Based off of a true story.
Summary: When his friend begged him to help her send a text to her newly acquainted foreign boyfriend-to-be, he had thought it was a one-time thing. Obviously it wasn't. Curiosity quickly sprouted, but at the end of the day, who was really doing the talking?
Dirl
by sherlocks.
dirl—(v.) to thrill, to vibrate, to penetrate; to tremble or quiver
"You're kidding, right?" He gave his long-time friend an incredulous look. She couldn't be serious. Who would ask that of someone anyway? Sure, they were buddies, but there should still be some hint of something called personal boundaries in their relationship.
"Oh, come on, Inuyasha! Please?" When all she got was a twitch to the lips, she tried her last tactic. She wasn't one to lose. Especially when there was some hot ass on the line. Here come the excessively fluttering teary lashes coupled with a subtle forced blush that no living form could deny…
More like the okay-I-get-it-get-out-of-my-face-before-I-commence-urinating-in-my-pants look, Inuyasha corrected. He sincerely hoped that face wasn't the reason the poor target in question had given his number away. "It's just that your English is so much better than mine and I really, really want to get this guy interested in me. I don't want to come out as stupid…"
Inuyasha looked away, reluctant to offer his hard earned intellect for such an idiotic reason. But when the pain in his arm became too great to bear, thanks to stupid Kagome's unnecessary pulling, he gave in. Besides, what harm would one text do? He would just be acting as translator anyway, nothing big.
"Fine, fine, just shut up already. What do you want me to say?" He grumbled as the phone was practically shoved into his face.
"This is my first text, so um, I guess I just wanted to say hello. I wonder if he even remembers me? Oh god, Inuyasha, he was so hot, I bet you would have been interested, too." Unlikely, Inuyasha scoffed. No offence, but if Kagome liked him, that alone told him enough. Their tastes in partners (and sometimes friends) rarely ever coincided and even gay men had their types. He could say with absolute confidence that none of Kagome's boy toys thus far fell under the category of potential lovers. Not even close.
Deciding that answering her friend would not be the best of ideas since he was in no mood for a hissy fit today, he directed his full attention to writing a proper text, fluency included:
'Hey, cutie. This is Kagome, we exchanged numbers last night at 'Club Infinity'. Just wanted to drop a quick hello and here's to hoping you still remember my sweet little face.'
Inuyasha snickered. If he was going to be thanked for sending these kinds of messages, he could definitely get used to it.
"Okay, done! Here." He remarked, satisfied, as he shoved his friend's cell right back and proceeded to leave the café and sprint towards his workplace. "The bill's all yours for the trouble! Let me know how it goes!" He waved back. Man, lunch break should really be longer.
Before entering the office, Inuyasha made sure he looked presentable. He was known as a perfectionist—the best secretary around—if only at his workplace, and whenever he could, he lived up to that reputation as best he could. It was the only way he could gain respect in this vicious field.
There were several reasons why he chose this profession despite being quite capable of being so much more, but perhaps the most compelling reason was the sheer trust he was able to gain from every satisfied employer.

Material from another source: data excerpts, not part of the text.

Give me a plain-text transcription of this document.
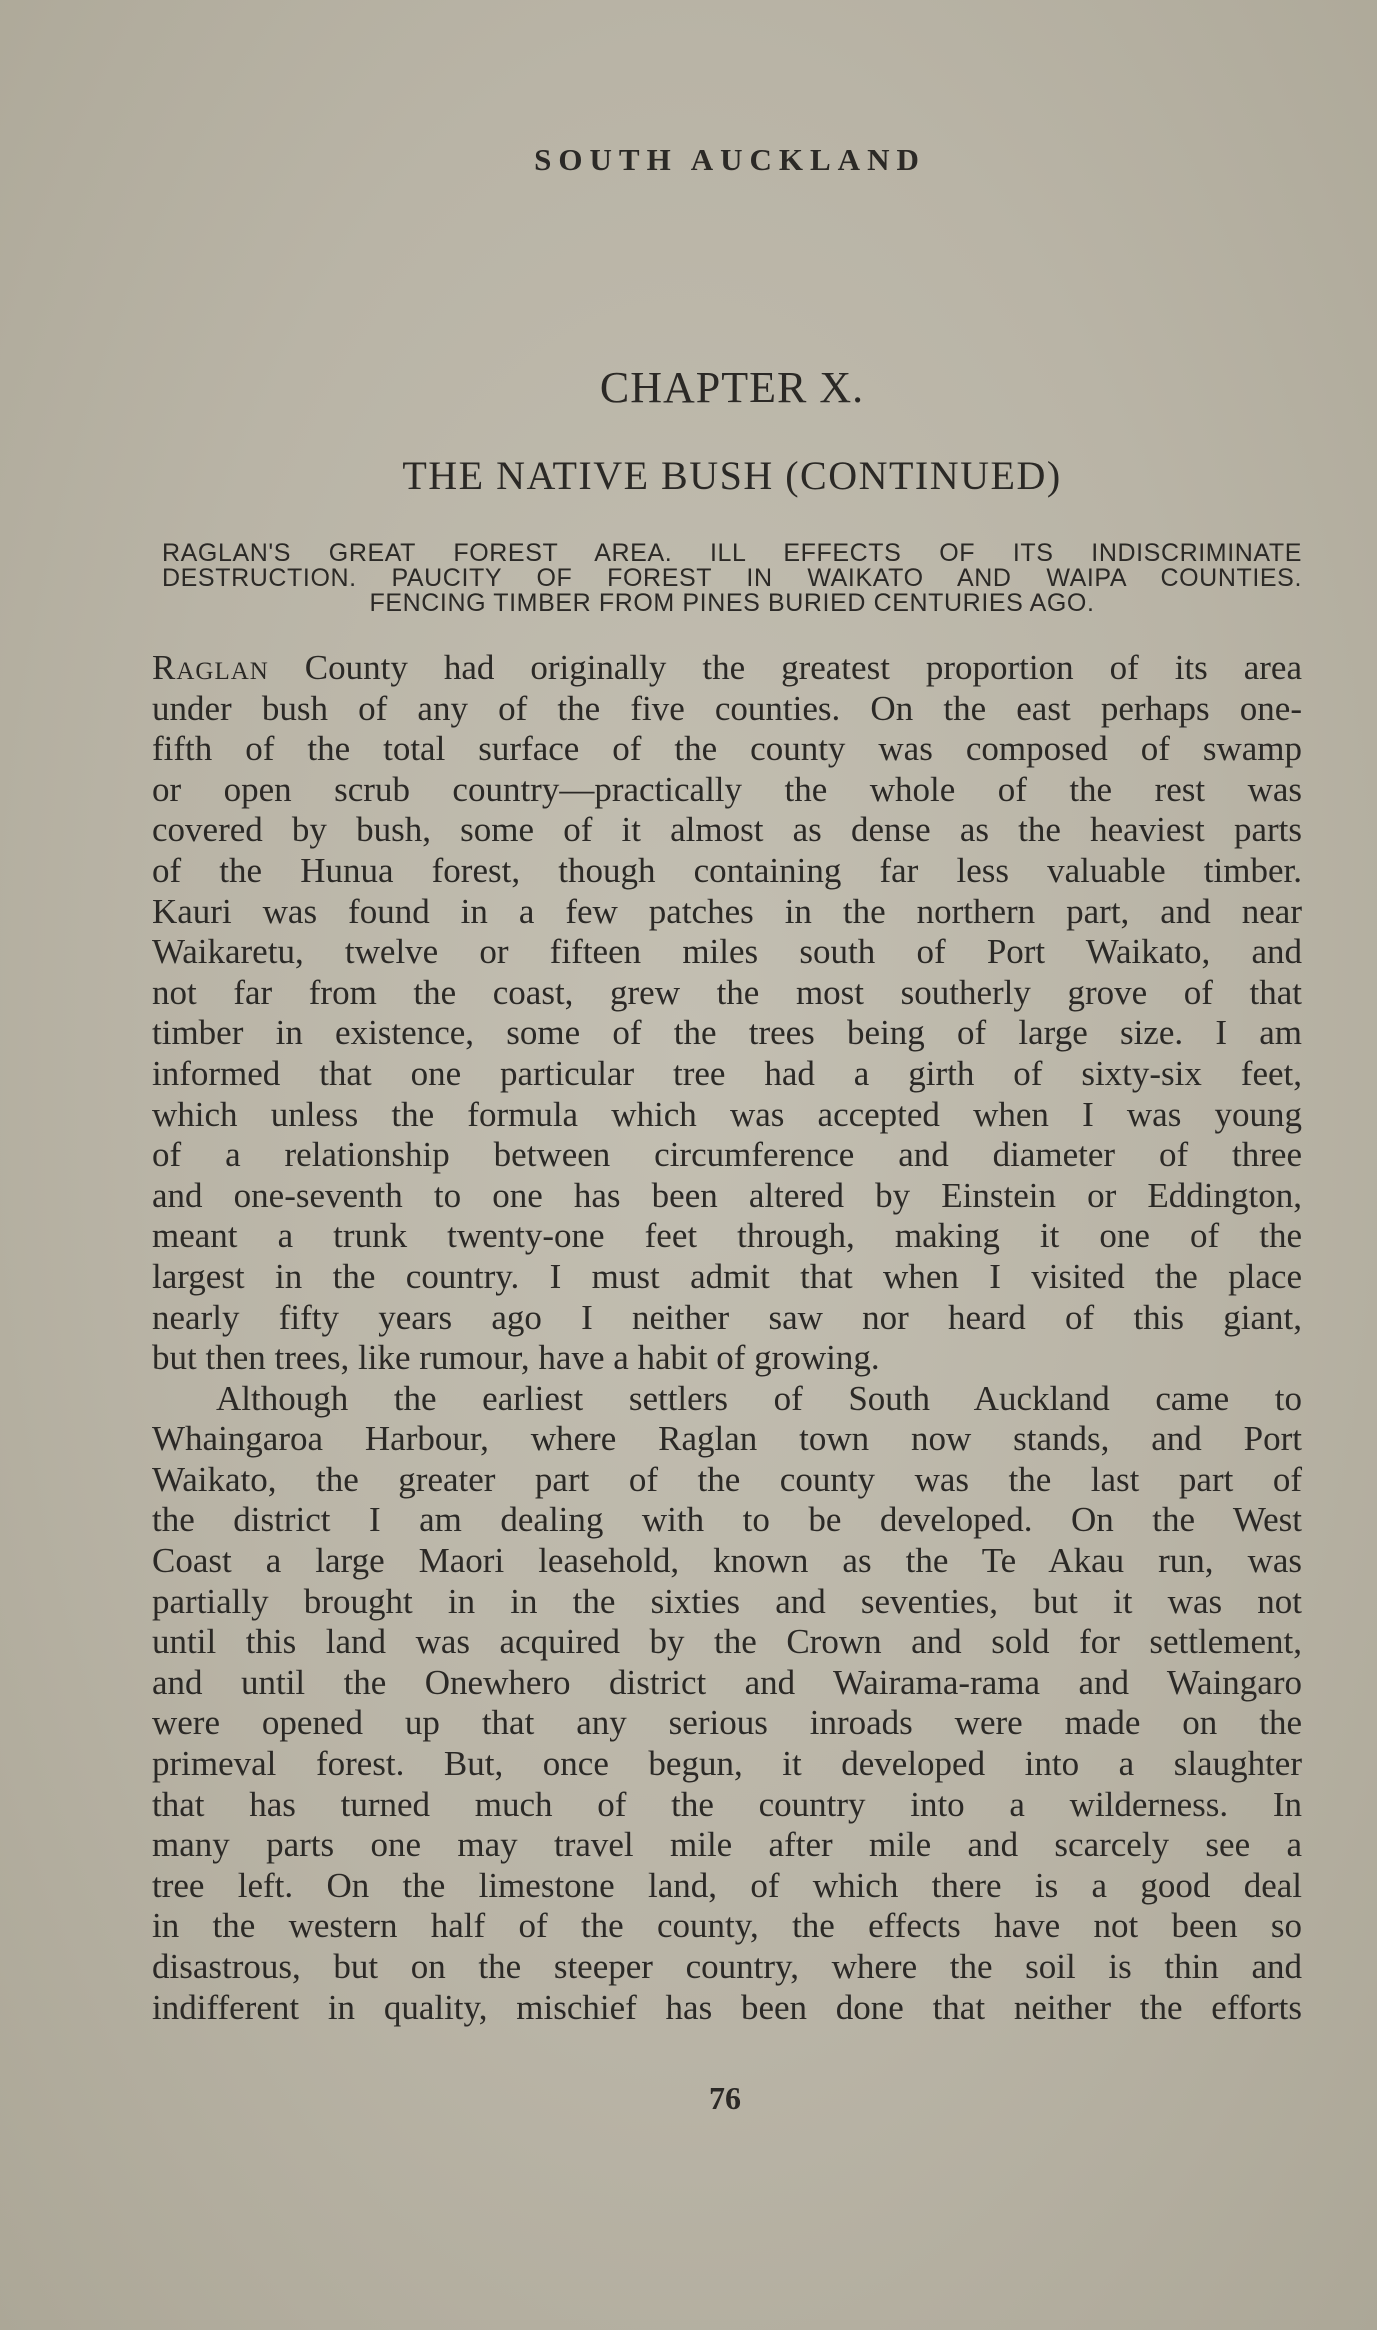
SOUTH AUCKLAND
CHAPTER X.
THE NATIVE BUSH (CONTINUED)
RAGLAN'S GREAT FOREST AREA. ILL EFFECTS OF ITS INDISCRIMINATE
DESTRUCTION. PAUCITY OF FOREST IN WAIKATO AND WAIPA COUNTIES.
FENCING TIMBER FROM PINES BURIED CENTURIES AGO.
Raglan County had originally the greatest proportion of its area
under bush of any of the five counties. On the east perhaps one-
fifth of the total surface of the county was composed of swamp
or open scrub country—practically the whole of the rest was
covered by bush, some of it almost as dense as the heaviest parts
of the Hunua forest, though containing far less valuable timber.
Kauri was found in a few patches in the northern part, and near
Waikaretu, twelve or fifteen miles south of Port Waikato, and
not far from the coast, grew the most southerly grove of that
timber in existence, some of the trees being of large size. I am
informed that one particular tree had a girth of sixty-six feet,
which unless the formula which was accepted when I was young
of a relationship between circumference and diameter of three
and one-seventh to one has been altered by Einstein or Eddington,
meant a trunk twenty-one feet through, making it one of the
largest in the country. I must admit that when I visited the place
nearly fifty years ago I neither saw nor heard of this giant,
but then trees, like rumour, have a habit of growing.
Although the earliest settlers of South Auckland came to
Whaingaroa Harbour, where Raglan town now stands, and Port
Waikato, the greater part of the county was the last part of
the district I am dealing with to be developed. On the West
Coast a large Maori leasehold, known as the Te Akau run, was
partially brought in in the sixties and seventies, but it was not
until this land was acquired by the Crown and sold for settlement,
and until the Onewhero district and Wairama-rama and Waingaro
were opened up that any serious inroads were made on the
primeval forest. But, once begun, it developed into a slaughter
that has turned much of the country into a wilderness. In
many parts one may travel mile after mile and scarcely see a
tree left. On the limestone land, of which there is a good deal
in the western half of the county, the effects have not been so
disastrous, but on the steeper country, where the soil is thin and
indifferent in quality, mischief has been done that neither the efforts
76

The high he felt knowing that he was someone who others could rely on without a single doubt was simply the best feeling in the world. He honestly felt no shame in lusting for it like a desperate dog in heat. After all, those who were most needed held the highest power. Trust meant information, and information meant strength. In the eyes of his superiors and his colleagues, he may be a mere lapdog, but at the end of the day, he was the top-dog wearing underdog's fur.
The adrenaline rush was just incomparable to anything else. Anticipating another dose soon, Inuyasha straightened his back and entered the building with the confidence of a king.
He reviewed his current placement during the slow elevator ride up, seeing as how it would be ending soon. It was always rough around this time as his employers often requested extensions for his stays. Sure, he was competent, but it was against his personal policy to renew contracts. It was essential that he moved on to another company before he lost interest.
He shivered.
He discovered rather early on in his career that this was his one and only weakness. Once he loses interest, he becomes completely useless—lazy, insecure, intellectually defected on more levels than one, lacking of common sense and completely neglectful of health and hygiene. What of his cleverness, his wit, his precious coherency?
Fuck no.
He was never going to go back to that again. EVER. Emphasis on that last part.
Thankfully, his contract, which currently belonged to the newly formed Druxy Industries, lasted for only 2 more menial months. He now had a vast amount of information on Druxy (to be recorded later), so there really was no more reason to stay. True to the elite assistant Inuyasha's most notorious reputation, he had brilliantly polished a raw and unknown company to a shine rivaling that of a 3000-carat diamond.
Damn, he was good—he smirked as he made his way out of the elevator and into his prim office located directly to the right of the company president's.